WALTHAM, Mass. — Despite being the Boston Celtics’ home away from Causeway Street, the Healthpoint practice facility has gotten sparing use recently.
For the first time since early March, the Celtics convened for an official practice on Monday. Part of a four-day break between games, the session provided a chance for players to run live drills and put up shots under something approaching game speed, rather than the morning shootarounds and hotel ballroom walkthroughs they have relied on for the last two weeks.
The shortage of practicing isn’t entirely due to lack of opportunity. Allowing for typical off days after back-to-backs, the Celtics have had seven days since March 5 that they could have held practice. But Celtics coach Brad Stevens has opted not to hold formal sessions, instead allowing players to come in on their own to work out or lift — something he says the players almost universally have done.

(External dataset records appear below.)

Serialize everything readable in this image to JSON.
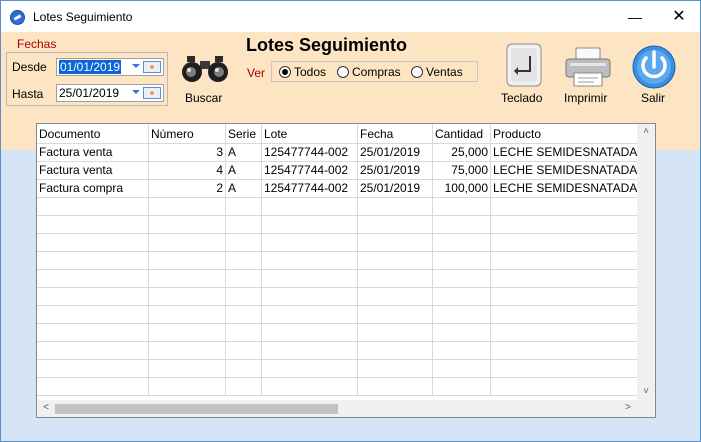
{
  "window": {
    "title": "Lotes Seguimiento"
  },
  "form": {
    "heading": "Lotes Seguimiento",
    "fechas_label": "Fechas",
    "desde_label": "Desde",
    "desde_value": "01/01/2019",
    "hasta_label": "Hasta",
    "hasta_value": "25/01/2019",
    "buscar_label": "Buscar",
    "ver_label": "Ver",
    "radios": [
      {
        "label": "Todos",
        "selected": true
      },
      {
        "label": "Compras",
        "selected": false
      },
      {
        "label": "Ventas",
        "selected": false
      }
    ]
  },
  "toolbar": {
    "teclado_label": "Teclado",
    "imprimir_label": "Imprimir",
    "salir_label": "Salir"
  },
  "colors": {
    "toolbar_bg": "#fde5c3",
    "body_bg": "#d5e5f5",
    "selection": "#0a64d6",
    "label_red": "#b00000"
  },
  "table": {
    "columns": [
      "Documento",
      "Número",
      "Serie",
      "Lote",
      "Fecha",
      "Cantidad",
      "Producto"
    ],
    "rows": [
      [
        "Factura venta",
        "3",
        "A",
        "125477744-002",
        "25/01/2019",
        "25,000",
        "LECHE SEMIDESNATADA"
      ],
      [
        "Factura venta",
        "4",
        "A",
        "125477744-002",
        "25/01/2019",
        "75,000",
        "LECHE SEMIDESNATADA"
      ],
      [
        "Factura compra",
        "2",
        "A",
        "125477744-002",
        "25/01/2019",
        "100,000",
        "LECHE SEMIDESNATADA"
      ]
    ]
  }
}
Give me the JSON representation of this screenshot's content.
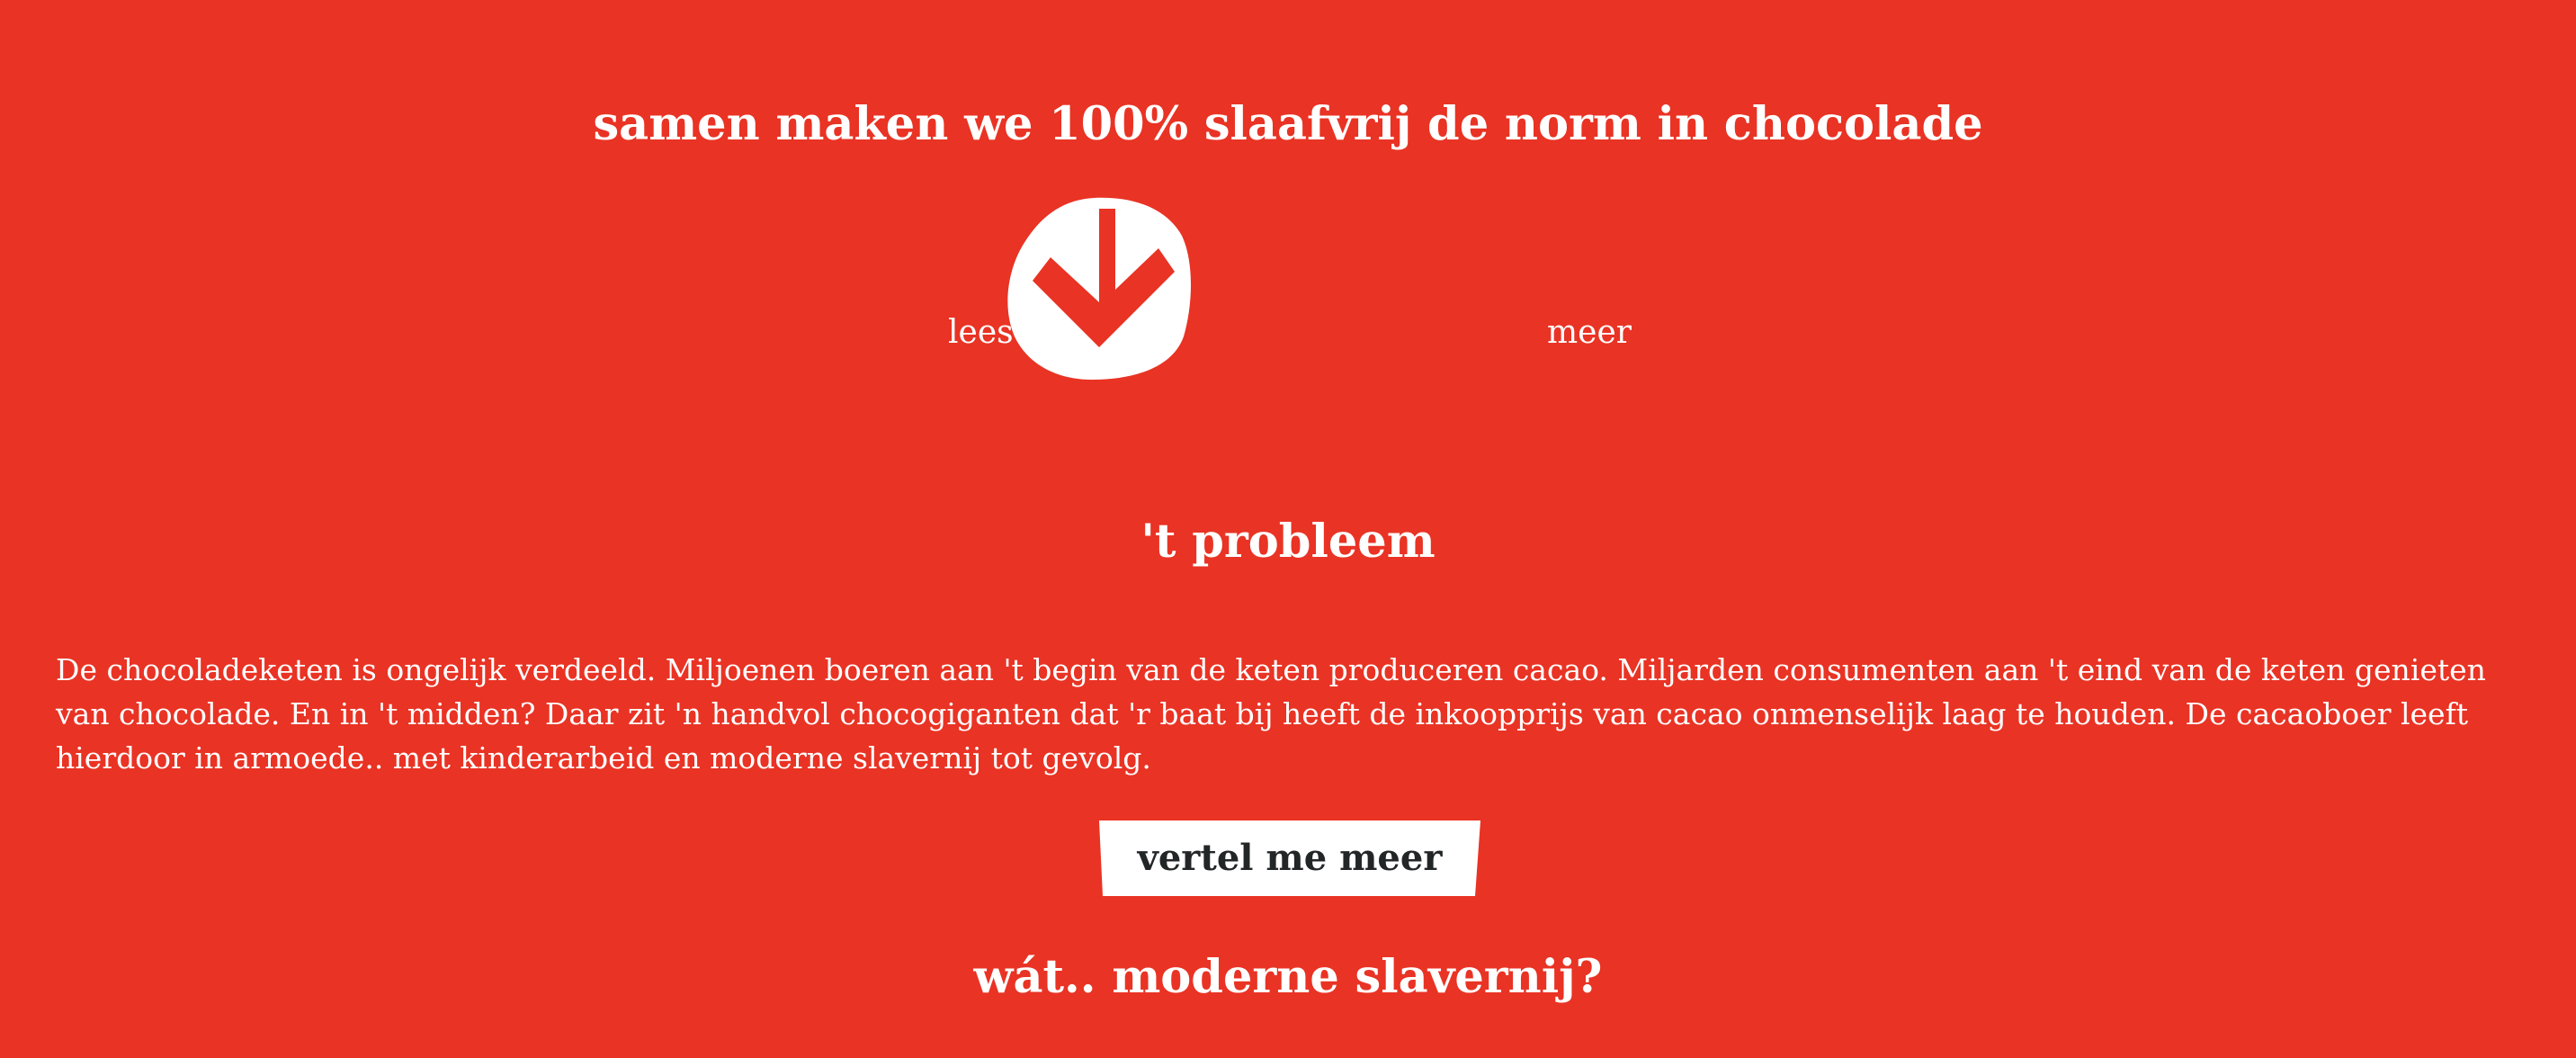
{
  "hero": {
    "title": "samen maken we 100% slaafvrij de norm in chocolade"
  },
  "read_more": {
    "left_word": "lees",
    "right_word": "meer",
    "icon": "down-arrow-blob-icon"
  },
  "problem": {
    "title": "'t probleem",
    "body": "De chocoladeketen is ongelijk verdeeld. Miljoenen boeren aan 't begin van de keten produceren cacao. Miljarden consumenten aan 't eind van de keten genieten van chocolade. En in 't midden? Daar zit 'n handvol chocogiganten dat 'r baat bij heeft de inkoopprijs van cacao onmenselijk laag te houden. De cacaoboer leeft hierdoor in armoede.. met kinderarbeid en moderne slavernij tot gevolg.",
    "cta_label": "vertel me meer"
  },
  "next_section": {
    "title": "wát.. moderne slavernij?"
  },
  "colors": {
    "background": "#E93324",
    "text": "#FFFFFF",
    "button_fill": "#FFFFFF",
    "button_text": "#232627"
  }
}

“It’s what I’ve always done,” Stevens said. “I’ve always erred on the side of more time off their feet, because I think freshness plays a critical a role as anything else.”
Infrequent practices are familiar around here. Former coach Doc Rivers was well-known to be practice-averse, often taking mini-vacations midseason when there was a two-day break in the schedule. It worked for Rivers, though, and at Butler it worked for Stevens. “If you have a pretty good sense of who your team is,” full-bore practices aren’t a requirement, Stevens said.
Don’t go equating strong practices with game success, either, or vice versa. Stevens has come out raving about his team’s practice at least three times, and all three times the Celtics have lost. Now, with the season winding down, the Celtics are looking to flip the old saying and hoping that a lack of practice makes perfect.